Dikira dengan sebutan CINA yang meenghina itu RRT bisa tumbang, ...! Biarlah 
anjing-anjing GILA itu menggonggong sepuasnya, selama tidak menggigit. Hehehee, 
... Begitu juga dalam pergaulan sehari-hari, saya mengambil sikap membiarkan 
mereka masih saja menggunakan sebutan China dan Cina selama tidak digunakan 
untuk menghina Tiongkok dan melecehkan Tionghoa, ... TERBIASA sudah gunakan 
CINA! Begitu kalau ditegur! Ada lagi anak muda yang saya tanya merasa lebih 
enak gunakan Cina dan sesuai dengan bhs. Indonesia, katanya! Tapi, dalam 
pembicaraan dengan saya, setelah ditegur mereka juga merubah dengan 
Tiongkok/TIonghoa! Itu namanya orang-orang yang bisa dinamakan BERADAB! Sampai 
sekarang saya belum bertemu dengan orang yang BIADAB, atau wong EDAN yang 
ngotot bertahan gunakan sebutan CINA. Tapi, saya kira juga tidak perlu berkeras 
mempersoalkan sebutan Cina, apalagi harus baku-hantam hanya karena sebutan CINA 
itu! Bagi saya yang lebih PENTING bagaimana SIKAP mereka sesungguhnya dalam 
menggunakan sebutan CINA itu, ... karena kenyataan CINA sudah tidak lagi 
digandoli Surat Edaran Presidium Kabinet Ampera No. SE.06/Pres.Kab/6/1967 yang 
memang bertujuan menghina Tiongkok dan melecehkan Tionghoa di Indonesia itu. 

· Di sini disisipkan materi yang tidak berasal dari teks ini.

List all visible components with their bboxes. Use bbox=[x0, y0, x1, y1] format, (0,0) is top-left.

Sebagaimana permintaan mang Radi, saya lampirkan pidato lengkap Presiden 
Soekarno dihadapan Pembukaan Kongreske-8 BAPERKI tahun 1963, untuk mengikuti 
kembali bagaimana sikap Bung Karno terhadap Tionghoa Indonesia! Salam,ChanCT  
From: Dharmawan IsaakSent: Tuesday, January 31, 2017 5:10 AM Saja kira, kalau 
saja bertanja kepada saudara2 bangsa Indonesia SUKU BANGSA TIONGHOA;Apakah 
mereka setudju dengan adjaran Bung Karno,pasti sebagian besar dari mereka akan 
mendjawab setudju, bahkan banjak diantara mereka akan mengaku sukarnois.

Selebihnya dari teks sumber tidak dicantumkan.